Aug 21, 2012 NEWCOMB GUITAR METHOD
Posted by Larry Newcomb
Regarding ‘Hand Vibrato’, here’s a suggestion which may resonate:
Use vibrato sparingly and with much consciousness because a little goes a long way. Know when to use vibrato. When it’s appropriate, know how much to use. Go slow with this!!! Less is more, IMO.
Running Fender Amps on 10!
With the amp on 10, the volume potentiometer on the guitar can be just slightly open and you still get very rich tones.
JAZZ TONES ON A FENDER TELECASTER (Neck or Middle Position)
Here’s the opposite approach. See what works best for you!
Run your volume knob almost full! Run your tone knob about half-way up!
You may prefer to use a tube amp; but, a Polytone seems to sound “jazz” no matter what.
A fellow guitarist said — and I agree — a Telecaster can sound great no matter what amp it’s plugged into.
The bottom line: 98% of tone in your touch!
Concerned Friend: “How many guitars does a guitar player need? Guitar Player: “One more!”
I am enjoying FREEDOM from G.A.S. (Guitar Acquisition Syndrome) because I finally realized guitars are not here to comfort me; they are vehicles with which I express something about myself and my life.

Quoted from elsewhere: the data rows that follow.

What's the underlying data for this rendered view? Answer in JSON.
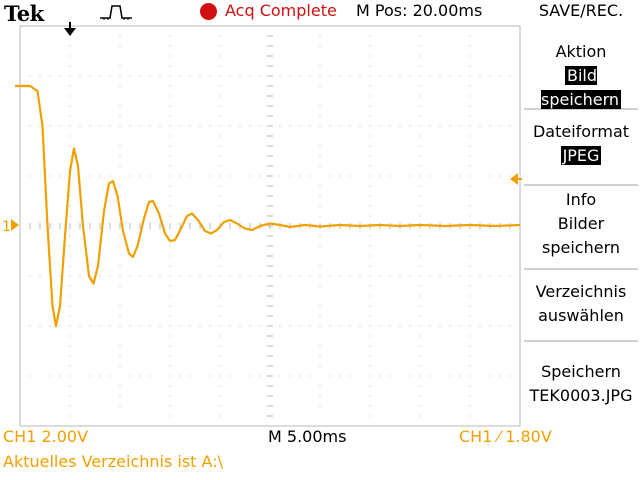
{
  "header": {
    "brand": "Tek",
    "acq_status": "Acq Complete",
    "m_pos": "M Pos: 20.00ms",
    "menu_title": "SAVE/REC."
  },
  "side_menu": {
    "aktion_label": "Aktion",
    "aktion_value": "Bild speichern",
    "dateiformat_label": "Dateiformat",
    "dateiformat_value": "JPEG",
    "info_line1": "Info",
    "info_line2": "Bilder",
    "info_line3": "speichern",
    "verz_line1": "Verzeichnis",
    "verz_line2": "auswählen",
    "speichern_line1": "Speichern",
    "speichern_line2": "TEK0003.JPG"
  },
  "status_bar": {
    "ch1_scale": "CH1  2.00V",
    "timebase": "M 5.00ms",
    "trigger": "CH1 ⁄ 1.80V",
    "directory": "Aktuelles Verzeichnis ist A:\\"
  },
  "markers": {
    "channel_marker": "1"
  },
  "colors": {
    "trace": "#f0a000",
    "acq_dot": "#d01010",
    "grid": "#b8b8b8"
  },
  "waveform": {
    "type": "line",
    "description_units": "divisions",
    "x_divisions": 10,
    "y_divisions": 8,
    "baseline_div": 0,
    "samples": [
      [
        -0.1,
        2.8
      ],
      [
        0.2,
        2.8
      ],
      [
        0.35,
        2.7
      ],
      [
        0.45,
        2.0
      ],
      [
        0.55,
        0.0
      ],
      [
        0.65,
        -1.6
      ],
      [
        0.72,
        -2.0
      ],
      [
        0.8,
        -1.6
      ],
      [
        0.9,
        -0.2
      ],
      [
        1.0,
        1.1
      ],
      [
        1.08,
        1.55
      ],
      [
        1.16,
        1.2
      ],
      [
        1.26,
        0.0
      ],
      [
        1.38,
        -1.0
      ],
      [
        1.47,
        -1.15
      ],
      [
        1.56,
        -0.8
      ],
      [
        1.68,
        0.3
      ],
      [
        1.78,
        0.85
      ],
      [
        1.86,
        0.9
      ],
      [
        1.95,
        0.6
      ],
      [
        2.06,
        -0.1
      ],
      [
        2.18,
        -0.55
      ],
      [
        2.26,
        -0.62
      ],
      [
        2.35,
        -0.4
      ],
      [
        2.48,
        0.15
      ],
      [
        2.58,
        0.48
      ],
      [
        2.66,
        0.5
      ],
      [
        2.78,
        0.25
      ],
      [
        2.9,
        -0.15
      ],
      [
        3.0,
        -0.3
      ],
      [
        3.1,
        -0.28
      ],
      [
        3.22,
        -0.05
      ],
      [
        3.34,
        0.2
      ],
      [
        3.44,
        0.25
      ],
      [
        3.56,
        0.12
      ],
      [
        3.7,
        -0.1
      ],
      [
        3.82,
        -0.15
      ],
      [
        3.94,
        -0.08
      ],
      [
        4.08,
        0.08
      ],
      [
        4.2,
        0.12
      ],
      [
        4.34,
        0.05
      ],
      [
        4.5,
        -0.05
      ],
      [
        4.64,
        -0.08
      ],
      [
        4.8,
        0.0
      ],
      [
        5.0,
        0.05
      ],
      [
        5.2,
        0.02
      ],
      [
        5.4,
        -0.02
      ],
      [
        5.7,
        0.02
      ],
      [
        6.0,
        -0.01
      ],
      [
        6.4,
        0.02
      ],
      [
        6.8,
        0.0
      ],
      [
        7.2,
        0.02
      ],
      [
        7.6,
        0.0
      ],
      [
        8.0,
        0.02
      ],
      [
        8.5,
        0.0
      ],
      [
        9.0,
        0.02
      ],
      [
        9.5,
        0.0
      ],
      [
        10.0,
        0.02
      ]
    ]
  }
}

Guitars are not here to energize me so much as I am here to energize them! To express my energy through them. In order to keep things in proper order, I need to be connected to an internal source of energy and to stop searching outside myself for that energy.

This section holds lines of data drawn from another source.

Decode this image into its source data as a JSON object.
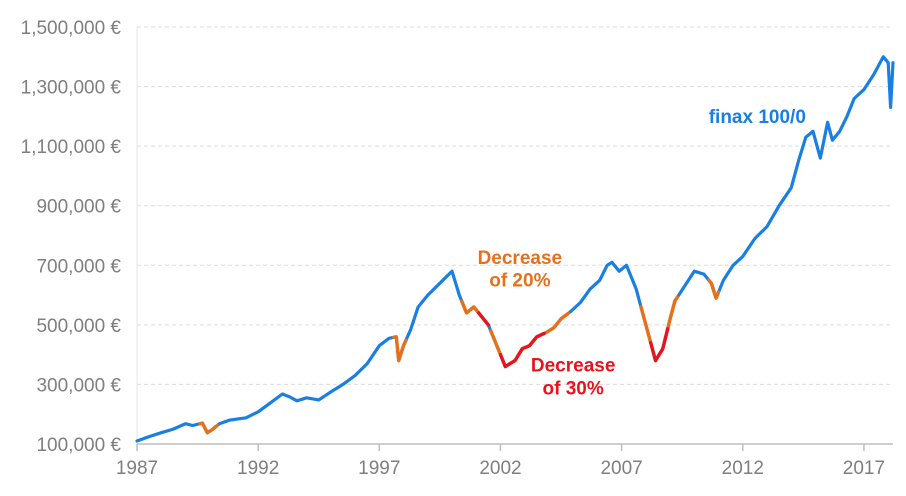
{
  "chart_data": {
    "type": "line",
    "title": "",
    "xlabel": "",
    "ylabel": "",
    "currency_suffix": " €",
    "xlim": [
      1987,
      2018.2
    ],
    "ylim": [
      100000,
      1500000
    ],
    "y_ticks": [
      100000,
      300000,
      500000,
      700000,
      900000,
      1100000,
      1300000,
      1500000
    ],
    "y_tick_labels": [
      "100,000 €",
      "300,000 €",
      "500,000 €",
      "700,000 €",
      "900,000 €",
      "1,100,000 €",
      "1,300,000 €",
      "1,500,000 €"
    ],
    "x_ticks": [
      1987,
      1992,
      1997,
      2002,
      2007,
      2012,
      2017
    ],
    "x_tick_labels": [
      "1987",
      "1992",
      "1997",
      "2002",
      "2007",
      "2012",
      "2017"
    ],
    "grid": "horizontal dashed",
    "colors": {
      "main": "#1a7fe3",
      "decrease20": "#e8701a",
      "decrease30": "#e8141b",
      "grid": "#dcdcdc",
      "axis": "#bdbdbd",
      "tick_text": "#7f7f7f"
    },
    "series": [
      {
        "name": "finax 100/0",
        "x": [
          1987.0,
          1987.5,
          1988.0,
          1988.5,
          1989.0,
          1989.3,
          1989.7,
          1989.9,
          1990.1,
          1990.4,
          1990.8,
          1991.5,
          1992.0,
          1992.5,
          1993.0,
          1993.3,
          1993.6,
          1994.0,
          1994.5,
          1995.0,
          1995.5,
          1996.0,
          1996.5,
          1997.0,
          1997.4,
          1997.7,
          1997.8,
          1998.0,
          1998.3,
          1998.6,
          1999.0,
          1999.5,
          2000.0,
          2000.3,
          2000.6,
          2000.9,
          2001.2,
          2001.5,
          2001.8,
          2002.2,
          2002.6,
          2002.9,
          2003.2,
          2003.5,
          2003.9,
          2004.2,
          2004.5,
          2004.9,
          2005.3,
          2005.7,
          2006.1,
          2006.4,
          2006.6,
          2006.9,
          2007.2,
          2007.6,
          2007.8,
          2008.1,
          2008.4,
          2008.7,
          2009.0,
          2009.2,
          2009.6,
          2010.0,
          2010.4,
          2010.7,
          2010.9,
          2011.2,
          2011.6,
          2012.0,
          2012.5,
          2013.0,
          2013.5,
          2014.0,
          2014.3,
          2014.6,
          2014.9,
          2015.2,
          2015.5,
          2015.7,
          2016.0,
          2016.3,
          2016.6,
          2017.0,
          2017.4,
          2017.8,
          2018.0,
          2018.1,
          2018.2
        ],
        "y": [
          110000,
          125000,
          138000,
          150000,
          168000,
          162000,
          170000,
          138000,
          148000,
          168000,
          180000,
          188000,
          208000,
          238000,
          268000,
          258000,
          245000,
          255000,
          248000,
          275000,
          300000,
          330000,
          370000,
          430000,
          455000,
          460000,
          380000,
          430000,
          485000,
          560000,
          600000,
          640000,
          680000,
          600000,
          540000,
          560000,
          530000,
          500000,
          440000,
          360000,
          380000,
          420000,
          430000,
          460000,
          475000,
          490000,
          520000,
          545000,
          575000,
          620000,
          650000,
          700000,
          710000,
          680000,
          700000,
          620000,
          560000,
          470000,
          380000,
          420000,
          520000,
          580000,
          630000,
          680000,
          670000,
          640000,
          590000,
          650000,
          700000,
          730000,
          790000,
          830000,
          900000,
          960000,
          1050000,
          1130000,
          1150000,
          1060000,
          1180000,
          1120000,
          1150000,
          1200000,
          1260000,
          1290000,
          1340000,
          1400000,
          1380000,
          1230000,
          1380000
        ]
      }
    ],
    "highlighted_segments": [
      {
        "label": "Decrease of 20%",
        "color": "#e8701a",
        "x_ranges": [
          [
            1989.6,
            1990.3
          ],
          [
            1997.6,
            1998.1
          ],
          [
            2000.4,
            2001.1
          ],
          [
            2001.6,
            2002.0
          ],
          [
            2003.9,
            2004.8
          ],
          [
            2007.8,
            2008.2
          ],
          [
            2008.9,
            2009.3
          ],
          [
            2010.6,
            2011.0
          ]
        ]
      },
      {
        "label": "Decrease of 30%",
        "color": "#e8141b",
        "x_ranges": [
          [
            2001.1,
            2001.5
          ],
          [
            2002.0,
            2003.8
          ],
          [
            2008.2,
            2008.9
          ]
        ]
      }
    ],
    "annotations": [
      {
        "text": "finax 100/0",
        "color": "#1a7fe3",
        "x": 2012.6,
        "y": 1178000
      },
      {
        "text": "Decrease",
        "color": "#e8701a",
        "x": 2002.8,
        "y": 705000
      },
      {
        "text": "of 20%",
        "color": "#e8701a",
        "x": 2002.8,
        "y": 628000
      },
      {
        "text": "Decrease",
        "color": "#e8141b",
        "x": 2005.0,
        "y": 343000
      },
      {
        "text": "of 30%",
        "color": "#e8141b",
        "x": 2005.0,
        "y": 266000
      }
    ]
  }
}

Granted, over the years, I’ve put together a fine assortment of guitars & amps. I use them all in my job as a working player & teacher. By resisting the eternal quest for the “perfect” guitar — “one more” never is — I’m enjoying the ones I already own like never before.
In my experience, Guitar Mastery comes as a result of Simplicity & Repetition:
Focusing on small manageable bit of musical information – such as a two-bar phrase – and playing it at a slow tempo and in time; with a clear view of the strings and the fingering involved; and with good & comfortable technique … then repeating that “musical cell” many times. I find it very helpful at the same time to visualize the chords on which the “cell” is based on the fingerboard.

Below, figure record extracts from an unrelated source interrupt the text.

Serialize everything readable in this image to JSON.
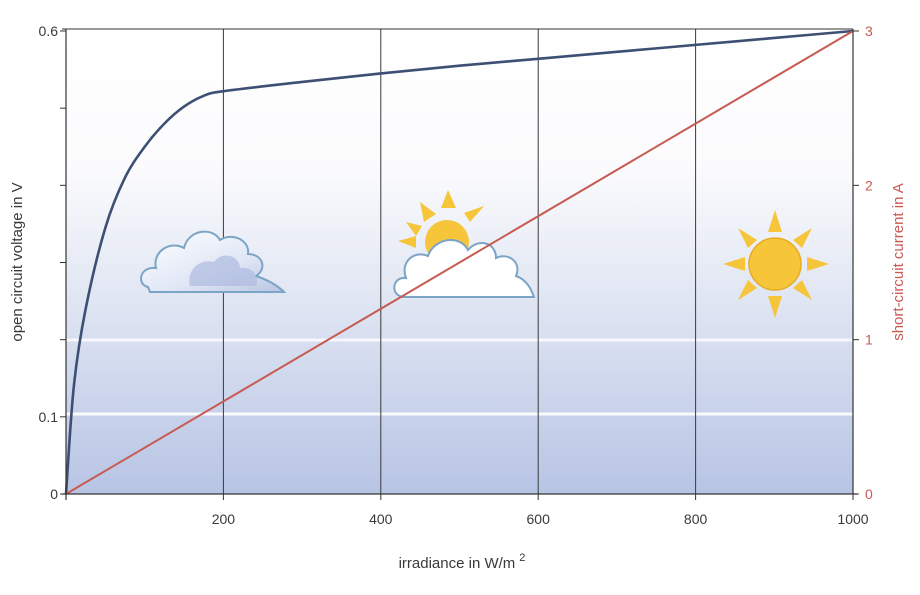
{
  "chart_data": {
    "type": "line",
    "xlabel": "irradiance in W/m",
    "xlabel_superscript": "2",
    "ylabel_left": "open circuit voltage in V",
    "ylabel_right": "short-circuit current in A",
    "xlim": [
      0,
      1000
    ],
    "ylim_left": [
      0,
      0.6
    ],
    "ylim_right": [
      0,
      3
    ],
    "x_ticks": [
      {
        "value": 200,
        "label": "200"
      },
      {
        "value": 400,
        "label": "400"
      },
      {
        "value": 600,
        "label": "600"
      },
      {
        "value": 800,
        "label": "800"
      },
      {
        "value": 1000,
        "label": "1000"
      }
    ],
    "y_left_ticks": [
      {
        "value": 0,
        "label": "0"
      },
      {
        "value": 0.1,
        "label": "0.1"
      },
      {
        "value": 0.6,
        "label": "0.6"
      }
    ],
    "y_right_ticks": [
      {
        "value": 0,
        "label": "0"
      },
      {
        "value": 1,
        "label": "1"
      },
      {
        "value": 2,
        "label": "2"
      },
      {
        "value": 3,
        "label": "3"
      }
    ],
    "grid": true,
    "series": [
      {
        "axis": "left",
        "color": "#3d4f73",
        "x": [
          0,
          10,
          25,
          50,
          75,
          100,
          125,
          150,
          175,
          200,
          300,
          400,
          500,
          600,
          700,
          800,
          900,
          1000
        ],
        "y": [
          0,
          0.14,
          0.24,
          0.345,
          0.41,
          0.45,
          0.48,
          0.502,
          0.516,
          0.522,
          0.534,
          0.545,
          0.555,
          0.564,
          0.573,
          0.582,
          0.591,
          0.6
        ]
      },
      {
        "axis": "right",
        "color": "#c75b52",
        "x": [
          0,
          1000
        ],
        "y": [
          0,
          3
        ]
      }
    ]
  },
  "colors": {
    "background_top": "#ffffff",
    "background_bottom": "#b9c6e6",
    "grid": "#3a3a3a",
    "voltage_line": "#3d4f73",
    "current_line": "#c75b52",
    "sun": "#f6c53a"
  },
  "illustrations": [
    "cloud-icon",
    "sun-behind-cloud-icon",
    "sun-icon"
  ]
}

After many repetitions, execution of the phrase or fragment becomes “second nature” or what I call “owning it.” To relieve monotony, try playing the phrase at positions I thru XII up and down the neck and on as many “string groups” as possible. For instance, if the phrase takes 3 adjacent strings to play, you can play it on strings 1-3; 2-4, 3-5, and 4-6. After a while, when repetition and relaxation come together, good tone begins to emanate along with a feeling of confidence and accomplishment.
Practicing in this way day after day builds excellent technique and is very enjoyable.